L’équipe a ensuite observé et intercepté les signaux radio à bande étroite provenant de TRAPPIST-1 durant une fenêtre PPO de 28 heures, constituant la plus longue recherche de signaux radio monocible à ce jour. En isolant les signaux émanant uniquement de la cible, NBeam Analysis a réduit le nombre d’émissions radio de 25 millions à 2 264.
Cependant, aucun des signaux détectés ne provient d’une technologie extraterrestre. Néanmoins, les chercheurs estiment que cette technique pourrait ouvrir la voie à l’exploration d’autres systèmes stellaires. En outre, combiner cette technique avec des télescopes plus grands et plus puissants pourrait permettre de détecter des signaux radio à bandes encore plus étroites. « Les méthodes et algorithmes développés pour ce projet peuvent être appliqués à d’autres systèmes stellaires, augmentant nos chances de découvrir des communications régulières entre des planètes au-delà de notre système solaire, si elles existent », suggère Tusay.

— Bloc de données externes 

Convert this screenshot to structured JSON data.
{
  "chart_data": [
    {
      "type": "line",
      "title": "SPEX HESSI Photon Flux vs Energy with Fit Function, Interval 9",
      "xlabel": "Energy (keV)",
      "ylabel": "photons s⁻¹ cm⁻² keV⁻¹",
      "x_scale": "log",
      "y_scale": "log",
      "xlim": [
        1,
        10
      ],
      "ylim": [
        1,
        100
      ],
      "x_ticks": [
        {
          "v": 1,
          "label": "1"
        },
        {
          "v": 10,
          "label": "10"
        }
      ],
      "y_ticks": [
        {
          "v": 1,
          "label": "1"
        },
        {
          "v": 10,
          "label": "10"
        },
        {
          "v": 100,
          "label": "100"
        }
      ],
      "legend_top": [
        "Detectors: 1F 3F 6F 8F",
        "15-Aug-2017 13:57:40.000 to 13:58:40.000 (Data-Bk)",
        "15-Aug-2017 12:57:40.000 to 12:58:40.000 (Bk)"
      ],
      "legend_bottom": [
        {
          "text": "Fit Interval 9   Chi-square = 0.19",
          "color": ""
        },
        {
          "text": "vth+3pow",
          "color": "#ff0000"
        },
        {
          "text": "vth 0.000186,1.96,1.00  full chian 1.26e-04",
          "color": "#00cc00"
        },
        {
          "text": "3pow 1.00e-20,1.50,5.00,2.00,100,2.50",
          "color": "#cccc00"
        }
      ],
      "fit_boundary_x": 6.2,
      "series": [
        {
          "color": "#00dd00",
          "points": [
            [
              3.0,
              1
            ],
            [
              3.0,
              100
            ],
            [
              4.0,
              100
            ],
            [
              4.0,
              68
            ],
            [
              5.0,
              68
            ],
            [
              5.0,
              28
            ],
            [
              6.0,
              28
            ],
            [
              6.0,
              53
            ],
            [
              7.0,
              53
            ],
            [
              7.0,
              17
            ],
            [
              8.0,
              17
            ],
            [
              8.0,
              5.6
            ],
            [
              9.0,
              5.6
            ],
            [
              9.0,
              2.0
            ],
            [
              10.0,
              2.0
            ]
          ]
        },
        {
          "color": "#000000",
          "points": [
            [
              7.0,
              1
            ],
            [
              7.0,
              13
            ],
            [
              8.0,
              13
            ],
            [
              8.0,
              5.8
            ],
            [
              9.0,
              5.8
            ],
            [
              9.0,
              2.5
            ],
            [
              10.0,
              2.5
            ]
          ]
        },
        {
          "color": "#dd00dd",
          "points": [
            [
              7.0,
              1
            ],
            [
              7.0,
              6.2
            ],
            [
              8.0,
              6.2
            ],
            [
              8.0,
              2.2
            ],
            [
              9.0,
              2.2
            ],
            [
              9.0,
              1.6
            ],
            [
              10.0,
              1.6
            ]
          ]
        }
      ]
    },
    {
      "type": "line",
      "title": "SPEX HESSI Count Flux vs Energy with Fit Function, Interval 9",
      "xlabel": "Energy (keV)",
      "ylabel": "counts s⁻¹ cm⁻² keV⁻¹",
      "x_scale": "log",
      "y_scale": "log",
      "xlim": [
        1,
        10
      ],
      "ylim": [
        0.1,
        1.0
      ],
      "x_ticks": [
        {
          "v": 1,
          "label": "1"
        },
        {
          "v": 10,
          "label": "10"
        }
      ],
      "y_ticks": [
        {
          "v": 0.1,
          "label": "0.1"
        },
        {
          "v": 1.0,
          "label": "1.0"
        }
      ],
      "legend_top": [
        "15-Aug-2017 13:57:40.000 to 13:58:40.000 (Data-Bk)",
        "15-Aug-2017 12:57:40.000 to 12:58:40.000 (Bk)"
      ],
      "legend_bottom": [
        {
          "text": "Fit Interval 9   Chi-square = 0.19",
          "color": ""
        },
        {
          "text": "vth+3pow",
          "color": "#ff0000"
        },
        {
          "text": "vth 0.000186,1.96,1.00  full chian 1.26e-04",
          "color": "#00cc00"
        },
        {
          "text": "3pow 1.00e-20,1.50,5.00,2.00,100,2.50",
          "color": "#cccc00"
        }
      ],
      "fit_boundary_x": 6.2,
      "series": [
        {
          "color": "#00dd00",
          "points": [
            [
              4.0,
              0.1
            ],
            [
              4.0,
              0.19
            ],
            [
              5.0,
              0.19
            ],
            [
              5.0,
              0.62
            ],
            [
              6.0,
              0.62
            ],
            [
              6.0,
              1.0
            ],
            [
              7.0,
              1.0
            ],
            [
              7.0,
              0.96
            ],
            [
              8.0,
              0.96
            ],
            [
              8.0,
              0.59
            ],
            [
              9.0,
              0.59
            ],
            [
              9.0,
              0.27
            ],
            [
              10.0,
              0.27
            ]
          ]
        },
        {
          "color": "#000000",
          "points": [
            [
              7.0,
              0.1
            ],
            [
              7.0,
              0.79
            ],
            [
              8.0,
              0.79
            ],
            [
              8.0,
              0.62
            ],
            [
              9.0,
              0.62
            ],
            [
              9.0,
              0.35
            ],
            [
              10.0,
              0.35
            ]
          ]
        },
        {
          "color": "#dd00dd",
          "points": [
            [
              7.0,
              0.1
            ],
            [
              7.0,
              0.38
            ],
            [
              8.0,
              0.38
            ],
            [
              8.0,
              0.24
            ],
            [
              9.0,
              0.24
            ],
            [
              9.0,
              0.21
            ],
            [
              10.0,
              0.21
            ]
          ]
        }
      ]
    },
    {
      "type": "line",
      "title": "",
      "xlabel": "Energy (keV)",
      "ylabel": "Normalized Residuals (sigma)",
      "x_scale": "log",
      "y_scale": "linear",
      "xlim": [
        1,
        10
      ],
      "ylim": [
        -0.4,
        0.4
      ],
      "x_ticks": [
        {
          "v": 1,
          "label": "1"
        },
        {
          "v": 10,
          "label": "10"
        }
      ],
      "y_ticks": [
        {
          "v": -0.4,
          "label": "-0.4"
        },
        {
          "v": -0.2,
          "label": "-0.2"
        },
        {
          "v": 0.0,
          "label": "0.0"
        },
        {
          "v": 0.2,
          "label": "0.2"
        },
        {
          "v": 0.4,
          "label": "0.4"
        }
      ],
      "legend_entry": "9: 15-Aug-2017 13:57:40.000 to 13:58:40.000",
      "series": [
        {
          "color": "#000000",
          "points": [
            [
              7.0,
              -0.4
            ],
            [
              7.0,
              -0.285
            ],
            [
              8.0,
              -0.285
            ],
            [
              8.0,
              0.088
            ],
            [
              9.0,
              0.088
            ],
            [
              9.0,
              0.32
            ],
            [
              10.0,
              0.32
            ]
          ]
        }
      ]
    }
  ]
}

Par ailleurs, l’étude pose une question intrigante : les extraterrestres pourraient-ils, eux aussi, observer les PPO de notre système solaire depuis leurs emplacements ? Ces phénomènes se produisent moins fréquemment que dans TRAPPIST-1, environ une fois tous les deux ans. Néanmoins, nos émissions radio sont si abondantes qu’elles pourraient facilement engendrer des fuites lors d’une PPO observée depuis un autre système stellaire.